Spirited Away (2001)

Genres - Fantasy, Children's/Family  |   Sub-Genres - Fantasy Adventure, Anime  |   Release Date - Sep 20, 2002 (USA - Limited), Mar 28, 2003 (USA - Rerelease)  |   Run Time - 125 min.  |   Countries - Japan   |   MPAA Rating - PG
  • AllMovie Rating
    10
  • User Ratings (0)
  • Your Rating

Share on

Review by Andrea LeVasseur

This fantasy adventure combines the magic of Alice in Wonderland and Wizard of Oz with a wildly imaginative critique of consumption in contemporary times. With Spirited Away, master animator Hayao Miyazaki unifies elements of his previous works: the youthful innocence of My Neighbor Totoro, the independence lessons of Kiki's Delivery Service, and the powerful grown-up forces of the spirit world from Princess Mononoke. Introducing a huge number of creatures, the spirit world Chihiro stumbles into is nothing short of amazing. Using sparse computer animation in his previous feature-length film, Miyazaki experiments with a lot of CGI software for this dizzying journey, which mostly takes place in fantastical spirit bathhouse. The effects are put to good use as characters hold powers that enable them to change form into beings like bats and dragons. Bizarre creatures overpopulate the film, with everything from tiny spider-like workers to giant radish spirits.
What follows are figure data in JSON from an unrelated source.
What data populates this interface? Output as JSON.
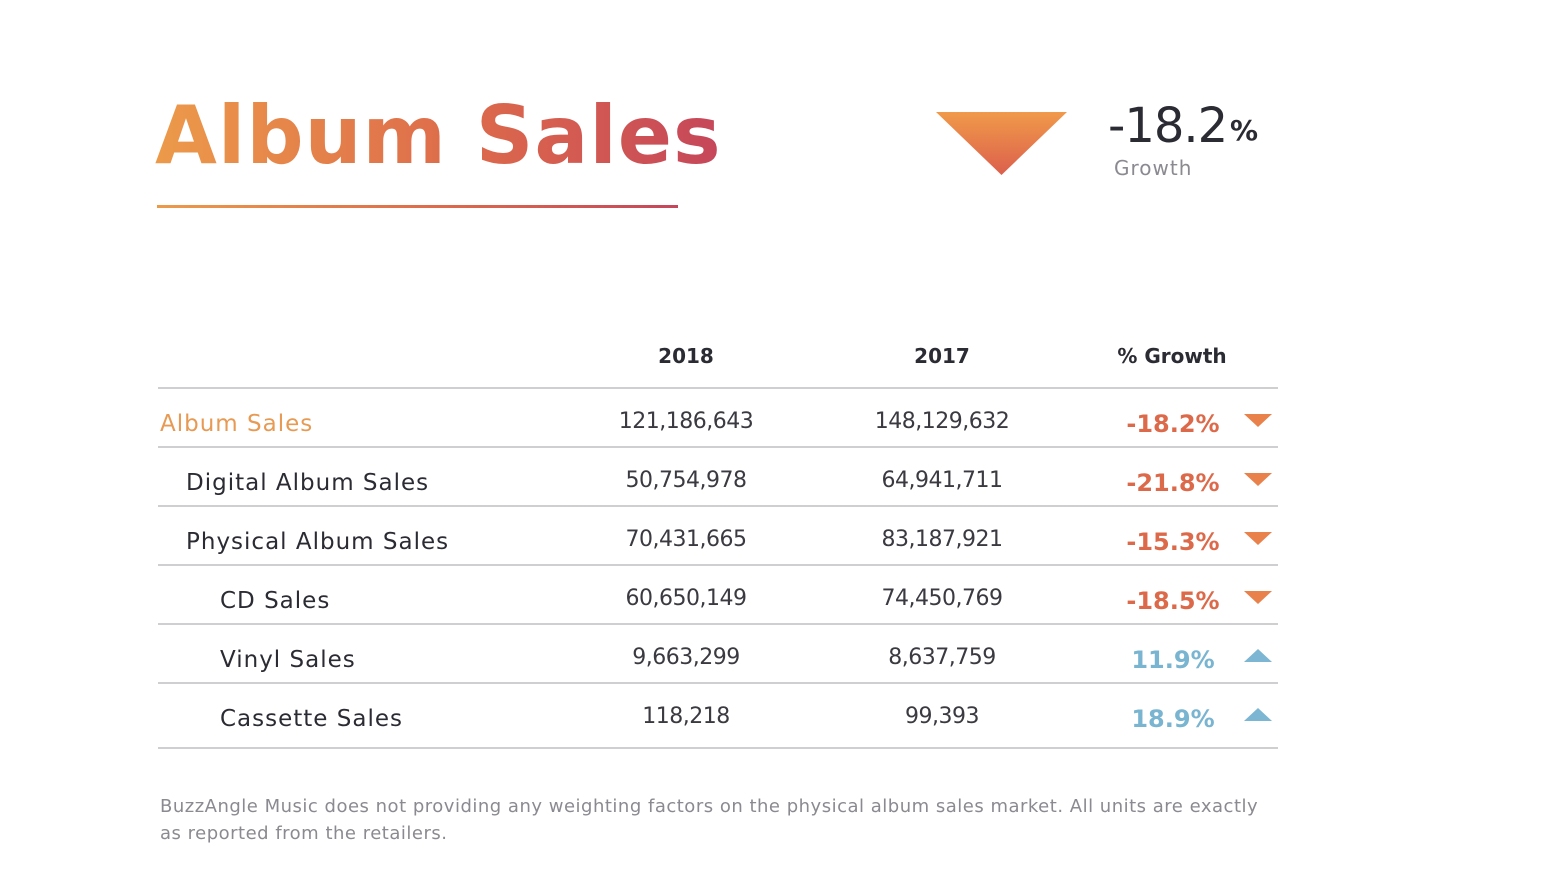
{
  "header": {
    "title": "Album Sales",
    "summary": {
      "value": "-18.2",
      "unit": "%",
      "label": "Growth",
      "direction": "down"
    }
  },
  "colors": {
    "accent_orange": "#ec9a4a",
    "accent_red": "#c5465a",
    "growth_down": "#dc6a4a",
    "growth_up": "#79b4d0",
    "arrow_down": "#e8814a",
    "arrow_up": "#7cb6d3"
  },
  "chart_data": {
    "type": "table",
    "title": "Album Sales",
    "columns": [
      "",
      "2018",
      "2017",
      "% Growth"
    ],
    "rows": [
      {
        "label": "Album Sales",
        "level": 0,
        "y2018": "121,186,643",
        "y2017": "148,129,632",
        "growth": "-18.2%",
        "direction": "down"
      },
      {
        "label": "Digital Album Sales",
        "level": 1,
        "y2018": "50,754,978",
        "y2017": "64,941,711",
        "growth": "-21.8%",
        "direction": "down"
      },
      {
        "label": "Physical Album Sales",
        "level": 1,
        "y2018": "70,431,665",
        "y2017": "83,187,921",
        "growth": "-15.3%",
        "direction": "down"
      },
      {
        "label": "CD Sales",
        "level": 2,
        "y2018": "60,650,149",
        "y2017": "74,450,769",
        "growth": "-18.5%",
        "direction": "down"
      },
      {
        "label": "Vinyl Sales",
        "level": 2,
        "y2018": "9,663,299",
        "y2017": "8,637,759",
        "growth": "11.9%",
        "direction": "up"
      },
      {
        "label": "Cassette Sales",
        "level": 2,
        "y2018": "118,218",
        "y2017": "99,393",
        "growth": "18.9%",
        "direction": "up"
      }
    ]
  },
  "footnote": "BuzzAngle Music does not providing any weighting factors on the physical album sales market. All units are exactly as reported from the retailers."
}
Although sometimes resorting to gross-out humor, the tale is really the most traditional of fantasy adventure stories. The plucky Chihiro starts out as such an average spoiled 20th century youngster and develops into a self-confident hero. Not overly cute or smart, she is just a kid that has to learn to survive. Beyond this seemingly simplistic narrative are fully nuanced characters, rousing action, and a weird fantasy construction of capitalism that hits home at a very base level. Although not exactly a satire, greed figures into the narrative as a driving force that demands choices from the hero. The result is a memorable and captivating journey, marking a high point in the director's career as well as duly serving the underestimated population of people that Miyazaki frequently portrays: ten-year-old girls.